Many fail to notice the aspirations of pasmanda Muslims, aijlaf and arzal Muslims. Like their Hindu brethren (more-backward, most-backward and ati Dalits), they too have aspirations of social upliftment, economic betterment and political empowerment. Many fail to see that Muslims too, like their Hindu counterparts, are transcending from the marriage model of relationship to the stock-exchange model with political parties. They no more feel wedded to a party and would like to go with one that promises better returns.
During field studies in UP, Muslims in Fatehpur and eastern UP appreciated the policy initiatives of the Modi government, especially his surgical strikes against Pakistan, demonetisation, his zero-tolerance for corruption and decisions for development of the urban and rural poor that benefited them too. In the terai area, i.e., Lakhimpur Kheri, many educated young women welcomed Modi’s initiative on triple talaq to empower Muslim women. Though CSDS data shows only 9 per cent Muslims voted for the BJP in 2017, I think that, this time, Muslim female respondents may not have revealed their actual voting preference in presence of their male counterparts for obvious reasons.

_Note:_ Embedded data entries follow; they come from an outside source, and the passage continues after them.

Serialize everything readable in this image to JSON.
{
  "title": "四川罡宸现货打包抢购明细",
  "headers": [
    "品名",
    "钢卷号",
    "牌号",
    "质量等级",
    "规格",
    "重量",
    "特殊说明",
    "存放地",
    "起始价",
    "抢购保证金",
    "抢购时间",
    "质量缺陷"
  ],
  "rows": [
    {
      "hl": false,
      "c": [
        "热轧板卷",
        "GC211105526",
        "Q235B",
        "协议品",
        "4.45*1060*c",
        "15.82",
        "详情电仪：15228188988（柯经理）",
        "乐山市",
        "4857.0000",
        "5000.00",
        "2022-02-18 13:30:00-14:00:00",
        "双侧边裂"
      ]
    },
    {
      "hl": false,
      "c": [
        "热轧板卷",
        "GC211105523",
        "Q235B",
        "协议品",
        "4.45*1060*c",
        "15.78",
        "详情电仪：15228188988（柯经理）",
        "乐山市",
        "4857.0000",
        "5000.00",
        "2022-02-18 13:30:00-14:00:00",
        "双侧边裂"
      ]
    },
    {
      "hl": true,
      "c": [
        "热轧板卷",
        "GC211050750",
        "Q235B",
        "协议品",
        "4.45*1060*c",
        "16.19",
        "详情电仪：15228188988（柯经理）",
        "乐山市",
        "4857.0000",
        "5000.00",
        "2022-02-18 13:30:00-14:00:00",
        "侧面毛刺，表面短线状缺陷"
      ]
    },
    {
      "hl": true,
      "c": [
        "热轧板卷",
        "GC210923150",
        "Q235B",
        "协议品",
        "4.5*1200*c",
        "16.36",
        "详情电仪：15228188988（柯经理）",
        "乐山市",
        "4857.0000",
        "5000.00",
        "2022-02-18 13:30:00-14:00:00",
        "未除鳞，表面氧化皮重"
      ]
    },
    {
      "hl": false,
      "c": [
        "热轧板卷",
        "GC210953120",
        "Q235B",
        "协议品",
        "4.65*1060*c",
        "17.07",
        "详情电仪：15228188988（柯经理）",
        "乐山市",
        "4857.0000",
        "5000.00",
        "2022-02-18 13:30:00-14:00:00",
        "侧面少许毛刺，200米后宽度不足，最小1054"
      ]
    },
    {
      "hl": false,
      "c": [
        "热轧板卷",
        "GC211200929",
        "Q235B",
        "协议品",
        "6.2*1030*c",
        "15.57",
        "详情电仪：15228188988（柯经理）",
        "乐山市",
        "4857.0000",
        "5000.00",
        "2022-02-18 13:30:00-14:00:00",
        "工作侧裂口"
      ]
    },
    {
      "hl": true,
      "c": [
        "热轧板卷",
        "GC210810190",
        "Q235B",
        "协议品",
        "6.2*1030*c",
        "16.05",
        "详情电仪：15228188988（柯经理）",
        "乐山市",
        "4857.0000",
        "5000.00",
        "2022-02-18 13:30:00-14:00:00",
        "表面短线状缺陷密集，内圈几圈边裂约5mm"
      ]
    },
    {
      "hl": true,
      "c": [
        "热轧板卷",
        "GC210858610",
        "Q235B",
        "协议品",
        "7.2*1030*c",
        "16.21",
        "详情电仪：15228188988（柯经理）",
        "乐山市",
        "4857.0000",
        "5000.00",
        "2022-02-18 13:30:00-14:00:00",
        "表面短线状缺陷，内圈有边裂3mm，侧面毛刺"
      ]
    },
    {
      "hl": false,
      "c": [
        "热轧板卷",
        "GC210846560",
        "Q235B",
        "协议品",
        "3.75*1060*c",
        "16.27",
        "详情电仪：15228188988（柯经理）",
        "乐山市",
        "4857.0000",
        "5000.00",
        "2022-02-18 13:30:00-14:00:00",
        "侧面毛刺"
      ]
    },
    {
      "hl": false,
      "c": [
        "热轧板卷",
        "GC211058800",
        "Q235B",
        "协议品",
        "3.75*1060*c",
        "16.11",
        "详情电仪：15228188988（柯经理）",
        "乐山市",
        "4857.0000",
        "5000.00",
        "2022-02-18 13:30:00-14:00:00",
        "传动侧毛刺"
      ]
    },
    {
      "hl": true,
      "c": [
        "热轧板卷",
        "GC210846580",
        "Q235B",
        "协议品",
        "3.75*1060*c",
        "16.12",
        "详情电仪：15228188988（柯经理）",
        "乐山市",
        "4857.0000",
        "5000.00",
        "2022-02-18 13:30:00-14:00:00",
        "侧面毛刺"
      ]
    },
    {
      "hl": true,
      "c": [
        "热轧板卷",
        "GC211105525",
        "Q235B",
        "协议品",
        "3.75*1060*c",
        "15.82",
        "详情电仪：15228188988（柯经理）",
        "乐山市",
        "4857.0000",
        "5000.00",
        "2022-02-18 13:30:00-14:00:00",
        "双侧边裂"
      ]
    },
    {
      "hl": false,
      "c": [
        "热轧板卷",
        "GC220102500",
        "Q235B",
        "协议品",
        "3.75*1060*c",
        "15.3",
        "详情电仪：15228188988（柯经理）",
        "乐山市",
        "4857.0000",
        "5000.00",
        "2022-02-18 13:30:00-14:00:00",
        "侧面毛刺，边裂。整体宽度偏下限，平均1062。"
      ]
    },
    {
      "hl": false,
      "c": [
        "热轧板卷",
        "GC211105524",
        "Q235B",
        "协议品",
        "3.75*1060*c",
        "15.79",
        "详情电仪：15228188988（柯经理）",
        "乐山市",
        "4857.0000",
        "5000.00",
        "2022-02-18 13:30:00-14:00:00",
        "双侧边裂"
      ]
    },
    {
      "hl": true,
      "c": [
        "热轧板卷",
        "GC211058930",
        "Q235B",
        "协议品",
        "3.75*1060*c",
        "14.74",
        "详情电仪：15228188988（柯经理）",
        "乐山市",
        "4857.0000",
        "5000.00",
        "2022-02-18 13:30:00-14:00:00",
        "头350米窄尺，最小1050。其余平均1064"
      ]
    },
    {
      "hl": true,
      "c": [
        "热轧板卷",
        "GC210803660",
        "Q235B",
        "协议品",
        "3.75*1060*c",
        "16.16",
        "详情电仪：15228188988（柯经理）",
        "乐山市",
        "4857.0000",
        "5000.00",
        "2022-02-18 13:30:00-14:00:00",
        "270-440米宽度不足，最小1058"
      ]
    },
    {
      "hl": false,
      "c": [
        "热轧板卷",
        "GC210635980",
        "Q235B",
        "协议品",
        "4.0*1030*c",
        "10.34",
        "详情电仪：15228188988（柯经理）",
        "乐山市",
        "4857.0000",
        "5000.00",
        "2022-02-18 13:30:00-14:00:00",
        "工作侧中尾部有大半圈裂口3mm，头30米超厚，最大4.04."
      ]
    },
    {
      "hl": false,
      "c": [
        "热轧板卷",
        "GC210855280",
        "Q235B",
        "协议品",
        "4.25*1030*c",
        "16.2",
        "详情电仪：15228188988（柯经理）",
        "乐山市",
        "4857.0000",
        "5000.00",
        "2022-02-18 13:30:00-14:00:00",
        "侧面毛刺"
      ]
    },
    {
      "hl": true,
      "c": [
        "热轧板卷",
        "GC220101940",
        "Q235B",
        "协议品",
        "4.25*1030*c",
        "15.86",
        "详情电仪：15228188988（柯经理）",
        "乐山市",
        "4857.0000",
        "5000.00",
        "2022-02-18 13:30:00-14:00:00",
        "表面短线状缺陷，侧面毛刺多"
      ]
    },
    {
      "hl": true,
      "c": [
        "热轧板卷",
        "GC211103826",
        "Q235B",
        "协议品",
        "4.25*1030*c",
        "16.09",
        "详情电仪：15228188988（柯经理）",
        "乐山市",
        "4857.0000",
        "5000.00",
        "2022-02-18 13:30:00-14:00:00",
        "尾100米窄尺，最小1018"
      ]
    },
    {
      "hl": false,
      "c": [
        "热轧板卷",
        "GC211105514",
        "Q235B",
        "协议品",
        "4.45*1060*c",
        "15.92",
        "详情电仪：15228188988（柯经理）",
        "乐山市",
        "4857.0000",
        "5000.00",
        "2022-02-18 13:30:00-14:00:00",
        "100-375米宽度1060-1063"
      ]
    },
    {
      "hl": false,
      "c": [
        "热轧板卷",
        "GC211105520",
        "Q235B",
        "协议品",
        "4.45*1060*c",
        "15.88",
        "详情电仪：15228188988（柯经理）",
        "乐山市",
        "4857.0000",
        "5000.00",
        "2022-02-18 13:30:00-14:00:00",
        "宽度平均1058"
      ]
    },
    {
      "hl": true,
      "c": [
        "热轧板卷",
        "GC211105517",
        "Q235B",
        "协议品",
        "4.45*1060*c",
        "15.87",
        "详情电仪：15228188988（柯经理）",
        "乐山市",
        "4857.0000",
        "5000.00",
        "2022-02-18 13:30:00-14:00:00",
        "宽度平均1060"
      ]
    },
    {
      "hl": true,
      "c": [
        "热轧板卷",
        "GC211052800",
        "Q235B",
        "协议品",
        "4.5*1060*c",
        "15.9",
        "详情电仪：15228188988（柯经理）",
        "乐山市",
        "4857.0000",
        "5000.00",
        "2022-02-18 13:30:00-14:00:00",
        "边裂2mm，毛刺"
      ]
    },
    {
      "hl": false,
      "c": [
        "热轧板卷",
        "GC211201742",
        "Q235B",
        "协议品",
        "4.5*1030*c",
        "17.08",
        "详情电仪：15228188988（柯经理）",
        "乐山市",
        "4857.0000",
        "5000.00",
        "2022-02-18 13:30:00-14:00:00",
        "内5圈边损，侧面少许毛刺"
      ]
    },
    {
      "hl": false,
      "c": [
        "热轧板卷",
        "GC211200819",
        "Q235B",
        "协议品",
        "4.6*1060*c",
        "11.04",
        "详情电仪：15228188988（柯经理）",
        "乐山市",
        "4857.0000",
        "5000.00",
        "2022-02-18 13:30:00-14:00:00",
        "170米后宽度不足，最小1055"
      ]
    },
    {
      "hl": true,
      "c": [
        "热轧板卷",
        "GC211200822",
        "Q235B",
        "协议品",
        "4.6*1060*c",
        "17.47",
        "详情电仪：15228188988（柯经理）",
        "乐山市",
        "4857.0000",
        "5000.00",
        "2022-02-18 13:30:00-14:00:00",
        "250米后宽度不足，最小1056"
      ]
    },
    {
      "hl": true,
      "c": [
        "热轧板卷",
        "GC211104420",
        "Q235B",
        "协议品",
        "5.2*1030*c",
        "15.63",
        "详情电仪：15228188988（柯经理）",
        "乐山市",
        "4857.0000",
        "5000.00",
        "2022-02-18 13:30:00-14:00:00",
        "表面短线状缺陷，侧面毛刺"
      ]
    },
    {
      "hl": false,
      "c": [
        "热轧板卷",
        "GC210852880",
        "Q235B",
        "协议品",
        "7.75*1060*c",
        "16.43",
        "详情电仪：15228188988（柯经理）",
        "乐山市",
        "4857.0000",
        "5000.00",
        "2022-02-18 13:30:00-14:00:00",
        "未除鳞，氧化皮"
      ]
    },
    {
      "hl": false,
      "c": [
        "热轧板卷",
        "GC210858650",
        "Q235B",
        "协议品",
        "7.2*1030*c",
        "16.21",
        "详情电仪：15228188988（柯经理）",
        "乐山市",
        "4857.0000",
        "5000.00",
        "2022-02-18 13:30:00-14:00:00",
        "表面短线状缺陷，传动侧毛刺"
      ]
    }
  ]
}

The BJP’s inclusive politics strategy also made rural areas special targets. When Modi government was hit by Congress vice-president Rahul Gandhi’s jibe as suit-boot ki sarkar, implying a government favouring the rich, the Prime Minister responded to it with a rural push that took everyone by surprise. He started with soil health card, but his decision to neem-coat urea not only made it unfit for industrial use but made it freely available – very unusual because urea was always in short supply, was black-marketed and required police protection for distribution earlier. Then, Modi introduced the Fasal Bima Yojna, which guaranteed compensation in the event of crop failure or loss of produce due to a natural calamity. More, during his campaign speeches, Prime Minister Modi assured farmers that in the first cabinet meeting, he would ensure that the government waives off the loans of small and marginal farmers and orders the purchase of their produce at a minimum support price. What else would the farmers have asked for? That’s why 41 per cent rural people voted BJP this election, as per CSDS data.
Firing the imagination of the unemployed
The youth in UP had a bad time during the rule of Akhilesh Yadav and Mayawati due to rampant casteism and corruption in recruitment. For urban youth, that was a question of survival. Modi’s model of governance gave them a silver lining; he advocated zero tolerance on corruption, giving them some hope on the employment front and boosted entrepreneurship through skill development, startups and the Make-in-India initiatives as an alternative window. That’s why 42 per cent youth (18-25 years) and 39 per cent poor and lower income group voters voted BJP, a share that was far ahead of that for the SP and the BSP.
So, those who watched UP from far away may not have correctly grasped the internal dynamics of socio-economic transformation effecting attitudinal changes among voters in the state. The BJP fought this election on a very positive note, though Akhilesh’s alliance with Congress and Mayawati’s Dalit-Muslim coalition may have, negatively, helped the BJP. The 2017 election had nothing to do with communal polarisation and casteism. It was an election that would be long remembered for inclusive politics, social engineering and promise of good governance and development.